Томка допила шампанское, и Ипатьеву тоже ничего не оставалось, как допить свое.

— А то придет мой Мишка, а тут мужик сидит. Убьет еще нечаянно. Он парень из веселых…

— Хоть написать-то тебе можно?

— Товарищ Ипатьев! Геннадий Иванович! Ты, я смотрю, так ничего и не понял. — Томка поднялась из-за стола. — Бери свой чемоданишко — и потопали. Пока ноги несут… — уже на улице, во дворике, склонившись к уху Ипатьева, проникновенно добавила: — Ты же вроде дураком не был, а, Ипашка? Так что дурака не валяй. Забудь меня. Забудь. Обзаведись там какой-нибудь… детишки пойдут, работать начнешь, на молоко детишкам всегда принесешь. Жизнь прекрасная покатится. От души тебе говорю, перекрещусь даже! — от всего сердца.

Ипатьев на все это промолчал, а на вокзале сказал Томке — тоже проникновенно и тоже на ухо:

— Ждать буду. Поняла? В любой час приедешь — свадьбу сыграем. Ничего я тебе не рассказал о себе, не сумел… скомкал все…

— Эх, эх! — только и покачала головой Томка. — Дурной ты, оказывается, из армии вернулся. Ну да ничего, в поселке тебя пообломают — там только и ждут таких…

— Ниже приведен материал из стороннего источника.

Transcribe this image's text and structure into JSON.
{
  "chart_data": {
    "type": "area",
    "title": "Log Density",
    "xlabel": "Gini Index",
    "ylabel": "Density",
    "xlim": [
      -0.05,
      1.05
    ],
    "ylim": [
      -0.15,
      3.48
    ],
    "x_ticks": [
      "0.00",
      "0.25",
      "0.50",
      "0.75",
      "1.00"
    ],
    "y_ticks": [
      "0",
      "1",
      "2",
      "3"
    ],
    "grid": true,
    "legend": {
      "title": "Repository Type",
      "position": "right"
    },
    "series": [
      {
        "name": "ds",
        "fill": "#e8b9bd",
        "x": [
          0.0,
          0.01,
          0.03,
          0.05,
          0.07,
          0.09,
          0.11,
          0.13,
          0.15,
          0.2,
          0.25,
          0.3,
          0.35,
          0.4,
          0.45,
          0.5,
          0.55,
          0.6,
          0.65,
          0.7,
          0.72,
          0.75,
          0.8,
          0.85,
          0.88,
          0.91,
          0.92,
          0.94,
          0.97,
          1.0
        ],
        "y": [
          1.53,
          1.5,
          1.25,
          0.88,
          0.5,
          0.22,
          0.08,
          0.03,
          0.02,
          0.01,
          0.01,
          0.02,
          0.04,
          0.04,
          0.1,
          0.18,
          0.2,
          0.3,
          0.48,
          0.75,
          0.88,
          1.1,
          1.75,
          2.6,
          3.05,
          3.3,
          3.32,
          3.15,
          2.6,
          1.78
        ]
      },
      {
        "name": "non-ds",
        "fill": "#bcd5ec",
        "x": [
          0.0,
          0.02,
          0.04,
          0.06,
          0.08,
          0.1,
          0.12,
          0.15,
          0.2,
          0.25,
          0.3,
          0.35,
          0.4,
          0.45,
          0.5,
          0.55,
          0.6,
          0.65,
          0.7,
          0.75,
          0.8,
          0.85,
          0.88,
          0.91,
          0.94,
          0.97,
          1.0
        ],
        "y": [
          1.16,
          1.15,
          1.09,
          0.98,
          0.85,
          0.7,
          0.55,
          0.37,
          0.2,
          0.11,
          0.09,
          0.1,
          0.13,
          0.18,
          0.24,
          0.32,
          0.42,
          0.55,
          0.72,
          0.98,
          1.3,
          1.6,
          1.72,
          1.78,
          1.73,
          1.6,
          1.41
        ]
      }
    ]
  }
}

Уезжал Гена Ипатьев из города в тряском дребезжащем автобусе, чувствуя в груди глухую досаду — скорей всего на самого себя, не понимая и не осознавая толком всего, что сегодня было или говорилось за этот вечер, а та, к которой он ехал из армии — разобраться, понять ее, почему перестала писать и что вообще с ней творится, обошлась с ним как со щенком, по-другому нельзя и назвать было, — скрытная стала Томка, взрослая, колючая какая-то, сам черт ее не разберет…

Вскоре Гена Ипатьев задремал, и только на каждом сильном толчке дороги тяжелая мысль его будто вновь пробуждалась и туго-болезненно начинала свой новый ход.

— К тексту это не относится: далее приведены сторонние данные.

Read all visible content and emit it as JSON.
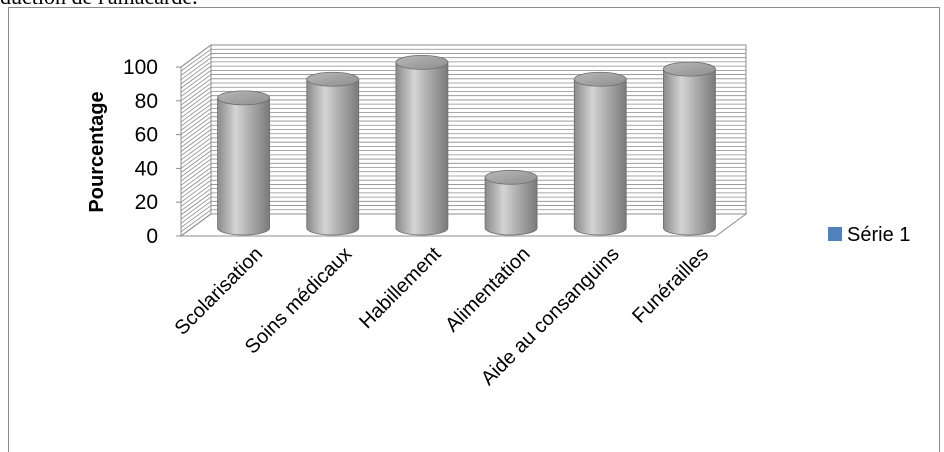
{
  "document": {
    "top_text": "duction de l'amacarde."
  },
  "chart_data": {
    "type": "bar",
    "style": "3d-cylinder",
    "categories": [
      "Scolarisation",
      "Soins médicaux",
      "Habillement",
      "Alimentation",
      "Aide au consanguins",
      "Funérailles"
    ],
    "series": [
      {
        "name": "Série 1",
        "values": [
          77,
          88,
          98,
          30,
          88,
          94
        ],
        "color": "#a6a6a6"
      }
    ],
    "title": "",
    "xlabel": "",
    "ylabel": "Pourcentage",
    "ylim": [
      0,
      100
    ],
    "yticks": [
      0,
      20,
      40,
      60,
      80,
      100
    ],
    "grid": true,
    "legend": {
      "position": "right",
      "marker_color": "#4f81bd"
    }
  }
}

И вдруг — в один миг — он как-то разом очнулся от совершенно иной, не приходившей ему в голову мысли: странно, но Томка даже привета не передала родителям, чего это она? И сестренка младшая у нее в поселке живет, Лидка, о ней тоже ни слова, ни полслова…

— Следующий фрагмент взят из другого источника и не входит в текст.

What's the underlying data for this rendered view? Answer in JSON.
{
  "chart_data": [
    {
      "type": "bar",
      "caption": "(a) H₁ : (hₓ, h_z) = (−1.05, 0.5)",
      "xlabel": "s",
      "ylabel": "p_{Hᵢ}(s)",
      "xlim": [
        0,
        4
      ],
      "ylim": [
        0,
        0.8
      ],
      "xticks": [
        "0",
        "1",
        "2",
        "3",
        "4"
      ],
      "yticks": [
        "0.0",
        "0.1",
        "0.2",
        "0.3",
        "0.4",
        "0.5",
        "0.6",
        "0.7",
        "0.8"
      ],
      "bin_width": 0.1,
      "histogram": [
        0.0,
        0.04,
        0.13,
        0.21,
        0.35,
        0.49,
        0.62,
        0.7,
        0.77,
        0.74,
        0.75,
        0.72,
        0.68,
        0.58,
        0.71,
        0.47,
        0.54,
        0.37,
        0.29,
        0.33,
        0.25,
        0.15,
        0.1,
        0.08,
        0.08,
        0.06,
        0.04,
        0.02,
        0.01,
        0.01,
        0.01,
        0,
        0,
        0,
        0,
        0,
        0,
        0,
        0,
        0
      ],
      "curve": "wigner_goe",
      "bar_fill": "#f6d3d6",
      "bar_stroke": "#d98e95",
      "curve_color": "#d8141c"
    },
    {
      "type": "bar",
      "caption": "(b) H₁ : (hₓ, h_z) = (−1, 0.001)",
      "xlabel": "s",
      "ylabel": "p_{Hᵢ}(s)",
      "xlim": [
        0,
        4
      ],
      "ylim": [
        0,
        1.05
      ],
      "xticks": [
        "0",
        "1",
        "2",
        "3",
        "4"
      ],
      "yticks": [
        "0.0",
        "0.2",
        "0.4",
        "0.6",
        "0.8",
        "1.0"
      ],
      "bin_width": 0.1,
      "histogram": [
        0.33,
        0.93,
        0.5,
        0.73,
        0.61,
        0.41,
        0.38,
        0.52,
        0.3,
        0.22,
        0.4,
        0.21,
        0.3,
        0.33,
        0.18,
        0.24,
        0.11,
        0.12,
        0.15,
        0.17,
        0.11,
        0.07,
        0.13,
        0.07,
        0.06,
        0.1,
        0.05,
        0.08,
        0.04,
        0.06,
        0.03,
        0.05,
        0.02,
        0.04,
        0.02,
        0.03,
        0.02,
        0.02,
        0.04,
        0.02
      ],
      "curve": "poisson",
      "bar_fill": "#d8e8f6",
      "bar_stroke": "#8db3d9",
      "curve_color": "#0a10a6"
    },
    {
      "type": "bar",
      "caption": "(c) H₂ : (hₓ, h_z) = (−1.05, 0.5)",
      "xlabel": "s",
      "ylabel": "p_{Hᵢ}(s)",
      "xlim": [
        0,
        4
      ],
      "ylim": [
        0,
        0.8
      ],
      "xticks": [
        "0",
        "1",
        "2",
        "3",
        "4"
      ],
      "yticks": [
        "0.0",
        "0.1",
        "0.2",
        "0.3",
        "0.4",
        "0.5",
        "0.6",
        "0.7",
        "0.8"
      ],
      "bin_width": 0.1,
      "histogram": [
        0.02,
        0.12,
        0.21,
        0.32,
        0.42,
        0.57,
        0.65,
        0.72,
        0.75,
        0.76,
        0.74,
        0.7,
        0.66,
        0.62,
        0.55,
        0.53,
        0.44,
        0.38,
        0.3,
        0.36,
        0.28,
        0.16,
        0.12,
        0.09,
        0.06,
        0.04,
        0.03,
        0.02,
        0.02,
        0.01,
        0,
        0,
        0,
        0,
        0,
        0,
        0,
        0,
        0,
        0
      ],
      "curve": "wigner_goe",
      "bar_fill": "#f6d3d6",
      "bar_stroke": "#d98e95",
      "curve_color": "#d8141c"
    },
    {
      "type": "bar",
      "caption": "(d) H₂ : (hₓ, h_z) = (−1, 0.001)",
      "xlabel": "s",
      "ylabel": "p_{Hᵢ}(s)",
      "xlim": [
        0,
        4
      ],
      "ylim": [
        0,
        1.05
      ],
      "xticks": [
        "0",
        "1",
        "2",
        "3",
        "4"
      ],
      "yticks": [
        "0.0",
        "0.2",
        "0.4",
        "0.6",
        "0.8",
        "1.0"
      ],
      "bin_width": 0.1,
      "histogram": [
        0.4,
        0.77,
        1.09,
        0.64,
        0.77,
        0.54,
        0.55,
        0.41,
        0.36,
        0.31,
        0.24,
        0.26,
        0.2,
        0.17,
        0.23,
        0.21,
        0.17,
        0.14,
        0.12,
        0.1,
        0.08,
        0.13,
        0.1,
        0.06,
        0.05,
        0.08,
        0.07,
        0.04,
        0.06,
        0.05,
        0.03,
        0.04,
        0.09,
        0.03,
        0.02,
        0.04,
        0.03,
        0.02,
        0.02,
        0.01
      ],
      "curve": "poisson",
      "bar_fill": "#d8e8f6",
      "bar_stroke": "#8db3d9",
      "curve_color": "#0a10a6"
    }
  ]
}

Она что, Томка, совсем очумела тут?

ГЛАВА ВТОРАЯ

Мать не находила себе места — то в комнату, то на кухню, то в коридор, одно возьмет, другое, а взгляд при этом отсутствующий, блуждающе-рассеянный. Пошла даже замочила в ванной чистое белье, состирнула кой-что — тоже чистое — и скорей на балкон вешать. Сзади — из кухни — было хорошо видно, как в окне противоположного дома маячила Катерина Ильинична, помахивая, зазывала мать к себе в гости. «Пусть только пойдет, пусть только попробует! — думала, как в горячке, Томка. — Я им тогда устрою…» У нее давно кипела душа против бесконечных этих гулянок, даже отца последнее время стала ненавидеть — молчит и молчит, нет чтобы взять да и… А что «и» — тут Томка особенно не задумывалась, главное — не молчать же бесконечно, не потворствовать же губительной материнской страсти. Когда Томка была поменьше, а Лидка еще совсем под стол ходила, вот тогда еще отец пытался остановить мать. Ну как пытался? Уходил из дому, собирался разводиться, а пройдет несколько дней — душа у него не на месте за дочерей, уж и жену любит или ненавидит — неважно было, главное — не мог представить своей жизни без дочерей, а еще страшней было представить, как они останутся сами по себе с одной лишь матерью, загулявшей, запившей последнее время донельзя. Но порой (как уже это получалось в отцовой голове) вдруг да скажет, что сам, видать, во многом виноват, какой, мол, прок от такого мужика: бухает день и ночь, кашель замучил, чуть где простудился — или воспаление легких, или обострение радикулита, ну что за мужик такой? А работу свою не бросал, не мог бросить, хотя всем болезням причина была она, эта работа: двадцать лет слесарем-ремонтником при РТС отгрохал, а там самая работа — весна да осень, то дождь, то ветер, то слякоть, то заморозки, то оттепель, а ты, считай, все время на улице, на сквозняках: один трактор уходит, смотришь, а уж в воротах еще какой-нибудь калеченый голубчик урчит…

— Пошла бы хоть на улицу куда. К подружкам, что ли, — скороговоркой и как бы бесстрастным тоном сказала мать. — А то сидишь целыми днями дома…

— Ну да. Пить тебе не даю! — грубо сказала Томка.